- Release poster
- Directed by: Saahith Mothkuri
- Written by: Saahith Mothkuri
- Produced by: Santhosh Mothkuri Nishank Reddy Kudithi
- Starring: Nandu; Priyanka Sharma;
- Cinematography: Monish Bhupathiraju
- Edited by: Santhosh Menam
- Music by: Shekar Chandra
- Production company: Kaalva Narasimha Swamy Productions
- Release date: 7 February 2020;
- Running time: 133 minutes
- Country: India
- Language: Telugu

= Savaari (2020 film) =

Savaari is a 2020 Indian Telugu-language romantic comedy film directed by Saahith Mothkuri in his feature film debut and starring Nandu and Priyanka Sharma.

== Cast ==
- Nandu as Raju
- Priyanka Sharma as Baaghi
- Shiva Kumar as Sandy
- Srikanth Reddy Ganta as Kaali

== Production ==
The film was announced to be a romantic comedy directed by newcomer Saahith Mothkuri. It was initially announced that Rashmi Gautam would star as the female lead and feature music by Prashanth R Vihari; however, these reports proved to be false. The film's main characters include a horse, Nandu, and Priyanka Sharma. Nandu portrayed a man from a slum in the film.

== Soundtrack ==
The songs were composed by Shekar Chandra.

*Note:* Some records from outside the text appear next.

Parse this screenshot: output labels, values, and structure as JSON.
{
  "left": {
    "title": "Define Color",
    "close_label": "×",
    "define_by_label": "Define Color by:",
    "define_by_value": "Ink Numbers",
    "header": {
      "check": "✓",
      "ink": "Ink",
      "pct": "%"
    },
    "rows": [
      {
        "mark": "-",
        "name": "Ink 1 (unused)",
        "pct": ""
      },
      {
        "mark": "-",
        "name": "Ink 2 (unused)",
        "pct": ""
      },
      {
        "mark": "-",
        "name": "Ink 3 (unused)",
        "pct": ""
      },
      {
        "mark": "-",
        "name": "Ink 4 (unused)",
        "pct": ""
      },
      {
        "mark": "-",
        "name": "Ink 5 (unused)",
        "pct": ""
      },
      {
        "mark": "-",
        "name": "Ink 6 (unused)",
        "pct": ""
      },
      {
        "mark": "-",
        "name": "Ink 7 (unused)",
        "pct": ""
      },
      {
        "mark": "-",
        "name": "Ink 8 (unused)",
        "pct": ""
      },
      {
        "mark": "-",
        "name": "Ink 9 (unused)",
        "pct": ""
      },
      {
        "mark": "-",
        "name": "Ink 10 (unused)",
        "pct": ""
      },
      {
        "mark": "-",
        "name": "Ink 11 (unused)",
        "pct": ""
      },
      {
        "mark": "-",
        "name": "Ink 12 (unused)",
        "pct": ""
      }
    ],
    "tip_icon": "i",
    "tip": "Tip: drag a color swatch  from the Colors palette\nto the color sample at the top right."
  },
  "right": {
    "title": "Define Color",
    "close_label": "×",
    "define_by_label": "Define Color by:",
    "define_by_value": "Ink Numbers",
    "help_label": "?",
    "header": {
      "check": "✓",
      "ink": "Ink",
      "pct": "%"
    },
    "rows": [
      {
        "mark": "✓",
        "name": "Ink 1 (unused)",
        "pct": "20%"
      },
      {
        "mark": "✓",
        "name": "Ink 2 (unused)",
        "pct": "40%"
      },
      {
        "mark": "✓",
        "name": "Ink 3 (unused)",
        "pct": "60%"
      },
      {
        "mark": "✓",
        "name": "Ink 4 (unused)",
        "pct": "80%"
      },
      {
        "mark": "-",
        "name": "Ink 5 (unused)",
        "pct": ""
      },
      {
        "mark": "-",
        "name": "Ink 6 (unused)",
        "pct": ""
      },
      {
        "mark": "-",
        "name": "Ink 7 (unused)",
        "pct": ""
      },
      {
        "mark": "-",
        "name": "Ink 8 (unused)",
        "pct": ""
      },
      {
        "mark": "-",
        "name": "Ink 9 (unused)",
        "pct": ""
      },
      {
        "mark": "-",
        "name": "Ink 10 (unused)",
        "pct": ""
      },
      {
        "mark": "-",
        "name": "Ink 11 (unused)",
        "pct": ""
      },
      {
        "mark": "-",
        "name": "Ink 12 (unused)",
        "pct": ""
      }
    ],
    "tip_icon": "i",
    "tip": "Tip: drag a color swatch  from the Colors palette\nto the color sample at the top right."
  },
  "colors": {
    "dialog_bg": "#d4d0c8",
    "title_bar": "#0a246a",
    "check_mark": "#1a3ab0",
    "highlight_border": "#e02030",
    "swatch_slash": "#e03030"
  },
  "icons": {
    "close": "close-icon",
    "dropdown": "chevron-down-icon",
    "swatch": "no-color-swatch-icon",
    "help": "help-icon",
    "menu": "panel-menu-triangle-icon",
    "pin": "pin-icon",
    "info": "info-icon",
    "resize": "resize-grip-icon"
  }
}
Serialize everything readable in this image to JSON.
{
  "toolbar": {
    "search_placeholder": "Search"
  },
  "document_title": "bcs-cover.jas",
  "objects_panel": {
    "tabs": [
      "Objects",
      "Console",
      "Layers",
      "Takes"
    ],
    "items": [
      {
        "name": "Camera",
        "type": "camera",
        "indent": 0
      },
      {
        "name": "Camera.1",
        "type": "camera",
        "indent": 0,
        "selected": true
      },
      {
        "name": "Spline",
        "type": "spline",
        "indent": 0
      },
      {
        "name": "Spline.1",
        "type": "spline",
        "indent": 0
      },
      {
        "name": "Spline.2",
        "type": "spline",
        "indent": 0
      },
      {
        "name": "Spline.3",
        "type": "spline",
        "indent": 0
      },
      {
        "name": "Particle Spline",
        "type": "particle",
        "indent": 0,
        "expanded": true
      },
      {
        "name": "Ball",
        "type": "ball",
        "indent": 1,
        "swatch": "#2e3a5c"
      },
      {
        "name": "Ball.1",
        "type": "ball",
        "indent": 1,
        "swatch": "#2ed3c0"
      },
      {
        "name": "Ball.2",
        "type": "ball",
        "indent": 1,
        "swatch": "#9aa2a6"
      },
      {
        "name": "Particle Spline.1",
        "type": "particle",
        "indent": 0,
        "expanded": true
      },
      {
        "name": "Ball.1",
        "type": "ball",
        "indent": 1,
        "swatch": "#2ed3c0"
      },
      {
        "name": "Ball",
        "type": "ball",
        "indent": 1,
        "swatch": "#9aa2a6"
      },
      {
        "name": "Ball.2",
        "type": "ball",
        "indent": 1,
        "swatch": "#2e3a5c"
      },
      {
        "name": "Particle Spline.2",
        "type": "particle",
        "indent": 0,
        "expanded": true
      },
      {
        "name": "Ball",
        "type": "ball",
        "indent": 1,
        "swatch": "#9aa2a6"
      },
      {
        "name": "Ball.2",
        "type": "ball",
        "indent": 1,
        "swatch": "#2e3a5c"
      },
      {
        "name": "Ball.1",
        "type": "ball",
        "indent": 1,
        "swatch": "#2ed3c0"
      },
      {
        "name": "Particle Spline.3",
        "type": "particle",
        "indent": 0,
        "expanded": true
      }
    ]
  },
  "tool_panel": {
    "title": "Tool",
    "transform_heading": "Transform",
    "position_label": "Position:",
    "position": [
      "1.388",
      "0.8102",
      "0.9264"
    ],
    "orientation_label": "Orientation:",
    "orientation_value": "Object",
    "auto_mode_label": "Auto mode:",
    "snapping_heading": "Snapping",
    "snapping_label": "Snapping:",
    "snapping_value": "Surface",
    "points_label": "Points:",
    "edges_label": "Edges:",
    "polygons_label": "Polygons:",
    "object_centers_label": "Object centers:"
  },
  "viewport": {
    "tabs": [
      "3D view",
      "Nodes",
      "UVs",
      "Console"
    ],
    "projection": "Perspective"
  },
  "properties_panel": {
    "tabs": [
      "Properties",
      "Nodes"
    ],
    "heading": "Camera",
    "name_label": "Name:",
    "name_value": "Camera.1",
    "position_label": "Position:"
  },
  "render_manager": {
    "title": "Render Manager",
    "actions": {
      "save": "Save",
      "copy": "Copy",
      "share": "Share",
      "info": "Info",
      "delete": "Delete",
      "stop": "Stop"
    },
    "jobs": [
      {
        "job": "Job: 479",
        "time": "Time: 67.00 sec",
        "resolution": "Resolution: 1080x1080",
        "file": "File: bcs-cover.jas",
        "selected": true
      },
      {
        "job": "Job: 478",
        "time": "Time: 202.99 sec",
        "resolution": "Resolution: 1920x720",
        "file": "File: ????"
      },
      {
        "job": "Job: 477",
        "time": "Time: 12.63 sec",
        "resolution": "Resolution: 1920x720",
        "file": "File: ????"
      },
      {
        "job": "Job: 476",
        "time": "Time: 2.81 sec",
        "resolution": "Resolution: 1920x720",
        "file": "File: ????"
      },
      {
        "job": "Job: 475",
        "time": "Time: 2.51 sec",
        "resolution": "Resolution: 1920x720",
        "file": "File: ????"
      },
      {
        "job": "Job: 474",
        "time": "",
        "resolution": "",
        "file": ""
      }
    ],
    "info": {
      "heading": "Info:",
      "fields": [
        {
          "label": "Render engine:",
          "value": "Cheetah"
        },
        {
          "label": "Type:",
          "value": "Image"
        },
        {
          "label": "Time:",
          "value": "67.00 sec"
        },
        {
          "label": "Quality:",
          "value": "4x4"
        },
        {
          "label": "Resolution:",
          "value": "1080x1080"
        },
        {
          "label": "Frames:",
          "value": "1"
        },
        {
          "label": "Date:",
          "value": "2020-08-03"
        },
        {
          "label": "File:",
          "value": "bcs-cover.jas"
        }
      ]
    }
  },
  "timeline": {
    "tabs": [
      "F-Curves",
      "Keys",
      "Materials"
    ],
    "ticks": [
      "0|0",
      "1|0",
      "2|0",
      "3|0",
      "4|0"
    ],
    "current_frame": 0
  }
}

A single "Nee Kannulu" was released in October 2019. The song "Undipova Nuvvila" gained attention upon release.

Track listing
| No. | Title | Lyrics | Singer(s) | Length |
|---|---|---|---|---|
| 1. | "Nee Kannulu" | Kasarla Shyam | Rahul Sipligunj | 2:57 |
| 2. | "Undipova" | Purna Chary | Spoorthi Jithender | 3:51 |
| 3. | "Trip Song (Mathulo)" | Shekar Chandra | Shekar Chandra | 3:39 |
| 4. | "Chey Savaari" | Ramanjaneyulu | Siddharth Watkins | 3:47 |
| 5. | "Dheedhaar Rab Se" | Sriram Tapaswi | Kareemulla | 3:48 |
| 6. | "Savaari" | Spoorthi Jithender | Spoorthi Jithender | 1:16 |
| Total length: |  |  |  | 19:18 |

== Release and reception ==
The film was released on 7 February 2020. Film Companion wrote that "The biggest problem is that it just doesn’t know how to handle its drama". The Times of India gave the film a rating of two-and-half out of five and stated that "With the kind of set-up given and nothing exciting panning out, Savaari doesn’t leave you with a smile on your face".